The Byzantine invention was found within the remains of one of the 37 ships unearthed in the Yenikapi area of Istanbul, a site which has been at the center of excavations for the past 10 years.
Also known as Theodosius Port, it was built in the late 4th century during the reign of the Byzantine Emperor Theodosius I and become the city's most important commercial port.
9. Baghdad Battery
The Baghdad Battery or Parthian Battery is a set of three artifacts which were found together: a ceramic pot, a tube of one metal, and a rod of another. It was discovered in modern Khujut Rabu, Iraq, close to the metropolis of Ctesiphon, the capital of the Parthian (150 BC – 223 AD) and Sasanian (224–650 AD) empires, and it is considered to date from either of these periods.
Its origin and purpose remain unclear,[2] and further evidence is needed to explain its purpose. It was hypothesized by some researchers that the object functioned as a galvanic cell, possibly used for electroplating, or some kind of electrotherapy; but there is no electrogilded object known from this period.
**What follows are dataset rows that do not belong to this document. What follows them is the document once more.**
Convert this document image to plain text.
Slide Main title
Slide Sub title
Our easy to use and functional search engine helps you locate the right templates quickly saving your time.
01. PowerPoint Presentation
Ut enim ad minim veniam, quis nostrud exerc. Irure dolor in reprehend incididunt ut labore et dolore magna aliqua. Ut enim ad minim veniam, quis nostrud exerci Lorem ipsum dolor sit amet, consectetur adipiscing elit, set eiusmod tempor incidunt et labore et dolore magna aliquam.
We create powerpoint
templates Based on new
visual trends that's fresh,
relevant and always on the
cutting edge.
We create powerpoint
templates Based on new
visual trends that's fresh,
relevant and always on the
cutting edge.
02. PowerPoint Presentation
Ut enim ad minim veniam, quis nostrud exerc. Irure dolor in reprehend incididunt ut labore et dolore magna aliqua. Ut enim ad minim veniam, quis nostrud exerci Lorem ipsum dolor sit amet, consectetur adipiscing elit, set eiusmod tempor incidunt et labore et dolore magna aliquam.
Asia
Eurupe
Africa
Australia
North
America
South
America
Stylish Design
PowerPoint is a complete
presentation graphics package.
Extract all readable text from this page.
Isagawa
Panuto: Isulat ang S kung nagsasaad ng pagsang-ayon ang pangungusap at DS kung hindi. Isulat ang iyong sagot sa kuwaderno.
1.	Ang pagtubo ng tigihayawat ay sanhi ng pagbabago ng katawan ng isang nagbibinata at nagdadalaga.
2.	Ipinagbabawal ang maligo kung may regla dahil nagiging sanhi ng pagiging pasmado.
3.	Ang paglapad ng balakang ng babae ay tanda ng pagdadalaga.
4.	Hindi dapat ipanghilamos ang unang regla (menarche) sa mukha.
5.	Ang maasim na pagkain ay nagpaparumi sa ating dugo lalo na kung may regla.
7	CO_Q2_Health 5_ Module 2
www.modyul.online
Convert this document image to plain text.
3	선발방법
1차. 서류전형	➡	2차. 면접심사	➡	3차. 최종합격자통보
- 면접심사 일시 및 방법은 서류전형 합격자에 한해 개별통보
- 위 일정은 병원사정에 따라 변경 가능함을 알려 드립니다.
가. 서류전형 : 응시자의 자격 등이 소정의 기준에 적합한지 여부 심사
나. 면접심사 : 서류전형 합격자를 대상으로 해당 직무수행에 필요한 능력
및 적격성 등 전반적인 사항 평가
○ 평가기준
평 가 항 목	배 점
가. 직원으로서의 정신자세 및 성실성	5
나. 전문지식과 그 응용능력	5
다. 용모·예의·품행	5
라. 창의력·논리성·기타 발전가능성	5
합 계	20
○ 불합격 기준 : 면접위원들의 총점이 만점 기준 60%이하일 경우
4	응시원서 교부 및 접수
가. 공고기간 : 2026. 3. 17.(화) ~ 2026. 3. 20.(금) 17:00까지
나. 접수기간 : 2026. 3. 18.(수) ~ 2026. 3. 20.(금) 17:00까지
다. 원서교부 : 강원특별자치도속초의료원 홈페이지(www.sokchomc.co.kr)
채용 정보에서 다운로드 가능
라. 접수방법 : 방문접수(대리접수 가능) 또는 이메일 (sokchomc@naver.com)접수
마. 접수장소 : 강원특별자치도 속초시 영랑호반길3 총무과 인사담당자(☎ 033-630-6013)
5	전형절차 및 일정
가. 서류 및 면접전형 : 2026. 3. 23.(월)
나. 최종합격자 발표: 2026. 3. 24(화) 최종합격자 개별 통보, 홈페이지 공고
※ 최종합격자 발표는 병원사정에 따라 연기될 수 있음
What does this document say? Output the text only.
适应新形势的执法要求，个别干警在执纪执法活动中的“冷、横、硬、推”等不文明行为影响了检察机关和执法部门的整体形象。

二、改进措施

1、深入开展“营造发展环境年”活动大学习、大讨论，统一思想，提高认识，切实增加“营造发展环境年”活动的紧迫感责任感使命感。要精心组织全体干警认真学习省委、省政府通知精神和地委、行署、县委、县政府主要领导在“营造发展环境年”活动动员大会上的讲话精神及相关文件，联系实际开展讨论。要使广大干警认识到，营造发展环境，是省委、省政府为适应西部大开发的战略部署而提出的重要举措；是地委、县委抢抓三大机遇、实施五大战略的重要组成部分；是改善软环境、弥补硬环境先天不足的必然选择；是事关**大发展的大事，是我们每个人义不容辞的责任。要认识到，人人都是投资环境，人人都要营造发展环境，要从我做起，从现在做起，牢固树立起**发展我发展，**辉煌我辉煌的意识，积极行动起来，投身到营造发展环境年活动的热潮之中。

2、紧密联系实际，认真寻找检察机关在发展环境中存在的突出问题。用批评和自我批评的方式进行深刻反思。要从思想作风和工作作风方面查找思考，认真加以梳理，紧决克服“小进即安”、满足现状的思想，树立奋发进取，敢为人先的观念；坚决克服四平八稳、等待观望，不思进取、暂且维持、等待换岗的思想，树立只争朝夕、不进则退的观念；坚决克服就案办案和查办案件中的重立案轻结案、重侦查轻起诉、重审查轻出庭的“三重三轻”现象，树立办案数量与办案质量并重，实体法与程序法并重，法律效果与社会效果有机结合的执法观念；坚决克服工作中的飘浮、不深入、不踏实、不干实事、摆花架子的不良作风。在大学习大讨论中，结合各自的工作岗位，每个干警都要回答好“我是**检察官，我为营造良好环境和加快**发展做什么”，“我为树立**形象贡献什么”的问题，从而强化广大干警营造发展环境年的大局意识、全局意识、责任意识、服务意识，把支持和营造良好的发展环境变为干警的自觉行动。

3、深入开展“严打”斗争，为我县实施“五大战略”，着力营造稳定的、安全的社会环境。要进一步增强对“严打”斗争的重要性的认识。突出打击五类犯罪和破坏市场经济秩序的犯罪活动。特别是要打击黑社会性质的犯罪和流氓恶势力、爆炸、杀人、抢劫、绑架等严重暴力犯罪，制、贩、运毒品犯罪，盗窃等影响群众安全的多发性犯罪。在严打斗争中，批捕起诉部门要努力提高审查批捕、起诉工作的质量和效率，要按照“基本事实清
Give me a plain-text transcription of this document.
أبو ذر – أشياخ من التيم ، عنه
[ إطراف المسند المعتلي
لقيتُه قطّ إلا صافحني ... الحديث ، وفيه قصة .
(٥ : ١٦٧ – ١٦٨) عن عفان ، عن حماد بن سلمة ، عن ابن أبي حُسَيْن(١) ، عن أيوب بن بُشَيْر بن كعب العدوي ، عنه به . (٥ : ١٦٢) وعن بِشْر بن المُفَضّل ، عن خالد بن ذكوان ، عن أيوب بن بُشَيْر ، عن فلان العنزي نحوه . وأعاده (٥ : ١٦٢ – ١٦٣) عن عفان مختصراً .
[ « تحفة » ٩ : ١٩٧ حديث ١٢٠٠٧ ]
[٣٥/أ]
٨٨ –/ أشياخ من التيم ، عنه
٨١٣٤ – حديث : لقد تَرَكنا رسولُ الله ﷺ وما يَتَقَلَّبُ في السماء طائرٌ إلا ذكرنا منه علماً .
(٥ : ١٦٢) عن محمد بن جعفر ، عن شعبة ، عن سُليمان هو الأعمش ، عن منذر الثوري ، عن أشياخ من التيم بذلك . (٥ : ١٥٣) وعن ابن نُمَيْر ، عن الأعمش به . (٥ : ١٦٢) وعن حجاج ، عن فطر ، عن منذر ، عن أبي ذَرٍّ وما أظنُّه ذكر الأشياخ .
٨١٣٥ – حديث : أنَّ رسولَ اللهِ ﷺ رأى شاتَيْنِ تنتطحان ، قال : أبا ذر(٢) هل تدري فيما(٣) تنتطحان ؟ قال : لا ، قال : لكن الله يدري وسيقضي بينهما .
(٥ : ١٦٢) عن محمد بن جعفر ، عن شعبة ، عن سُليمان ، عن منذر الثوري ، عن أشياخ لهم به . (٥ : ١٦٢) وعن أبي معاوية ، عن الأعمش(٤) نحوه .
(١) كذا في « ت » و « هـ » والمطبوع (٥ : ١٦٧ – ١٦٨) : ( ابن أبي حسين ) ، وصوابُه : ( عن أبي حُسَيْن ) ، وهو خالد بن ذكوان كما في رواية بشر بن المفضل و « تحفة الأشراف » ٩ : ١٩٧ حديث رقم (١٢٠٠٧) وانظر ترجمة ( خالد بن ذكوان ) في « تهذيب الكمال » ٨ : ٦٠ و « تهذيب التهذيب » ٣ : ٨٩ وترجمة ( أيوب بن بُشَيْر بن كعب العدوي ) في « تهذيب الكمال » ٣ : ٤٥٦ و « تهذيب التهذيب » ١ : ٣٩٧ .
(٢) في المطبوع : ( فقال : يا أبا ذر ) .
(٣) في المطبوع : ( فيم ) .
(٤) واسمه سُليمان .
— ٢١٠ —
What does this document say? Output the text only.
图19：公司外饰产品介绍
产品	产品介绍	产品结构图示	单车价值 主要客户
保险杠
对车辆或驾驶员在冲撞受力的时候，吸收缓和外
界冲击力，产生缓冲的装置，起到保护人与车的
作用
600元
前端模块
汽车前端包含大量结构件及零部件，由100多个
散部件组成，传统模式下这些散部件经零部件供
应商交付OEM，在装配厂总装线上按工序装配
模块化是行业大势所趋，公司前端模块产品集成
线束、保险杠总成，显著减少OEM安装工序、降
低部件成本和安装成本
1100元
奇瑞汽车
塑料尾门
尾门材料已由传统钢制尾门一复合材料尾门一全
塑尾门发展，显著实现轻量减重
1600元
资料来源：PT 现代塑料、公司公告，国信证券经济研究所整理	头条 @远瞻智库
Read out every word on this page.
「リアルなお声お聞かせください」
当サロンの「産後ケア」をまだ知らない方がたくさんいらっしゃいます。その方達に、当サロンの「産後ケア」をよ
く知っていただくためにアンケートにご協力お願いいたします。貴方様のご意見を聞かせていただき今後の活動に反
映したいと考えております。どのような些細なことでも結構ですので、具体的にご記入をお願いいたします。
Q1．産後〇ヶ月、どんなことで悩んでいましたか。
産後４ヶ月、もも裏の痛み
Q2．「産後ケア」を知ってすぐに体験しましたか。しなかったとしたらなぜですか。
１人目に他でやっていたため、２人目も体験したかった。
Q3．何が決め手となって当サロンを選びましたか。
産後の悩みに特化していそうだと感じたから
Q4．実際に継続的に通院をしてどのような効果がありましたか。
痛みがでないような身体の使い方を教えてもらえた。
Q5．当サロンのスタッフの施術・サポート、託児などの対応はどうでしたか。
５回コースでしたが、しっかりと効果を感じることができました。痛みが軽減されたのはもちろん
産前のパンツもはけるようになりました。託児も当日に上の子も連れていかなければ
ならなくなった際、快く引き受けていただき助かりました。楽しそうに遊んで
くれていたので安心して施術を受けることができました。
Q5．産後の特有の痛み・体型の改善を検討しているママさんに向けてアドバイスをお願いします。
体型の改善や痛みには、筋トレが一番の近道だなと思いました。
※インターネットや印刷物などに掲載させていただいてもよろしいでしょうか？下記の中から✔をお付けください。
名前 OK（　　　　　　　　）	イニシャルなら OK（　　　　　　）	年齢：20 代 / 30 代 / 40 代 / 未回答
An alternative explanation is that it functioned as a storage vessel for sacred scrolls.
10. Dropa Stones

The Dropa stones, otherwise known as the Dzopa stones, Dropas stones or Drop-ka stones, are said by some ufologists and pseudoarchaeologists to be a series of at least 716 circular stone discs, dating back 12,000 years, on which tiny hieroglyph-like markings may be found.[1][2] Each disc is claimed to measure up to 1 foot (30 cm) in diameter and carry two grooves, originating from a hole in their center, in the form of a double spiral.[3] The hieroglyph-like markings are said to be found in these grooves. No record of any of these discs being stored in any museum in the world has ever been found, and they are believed to be a hoax.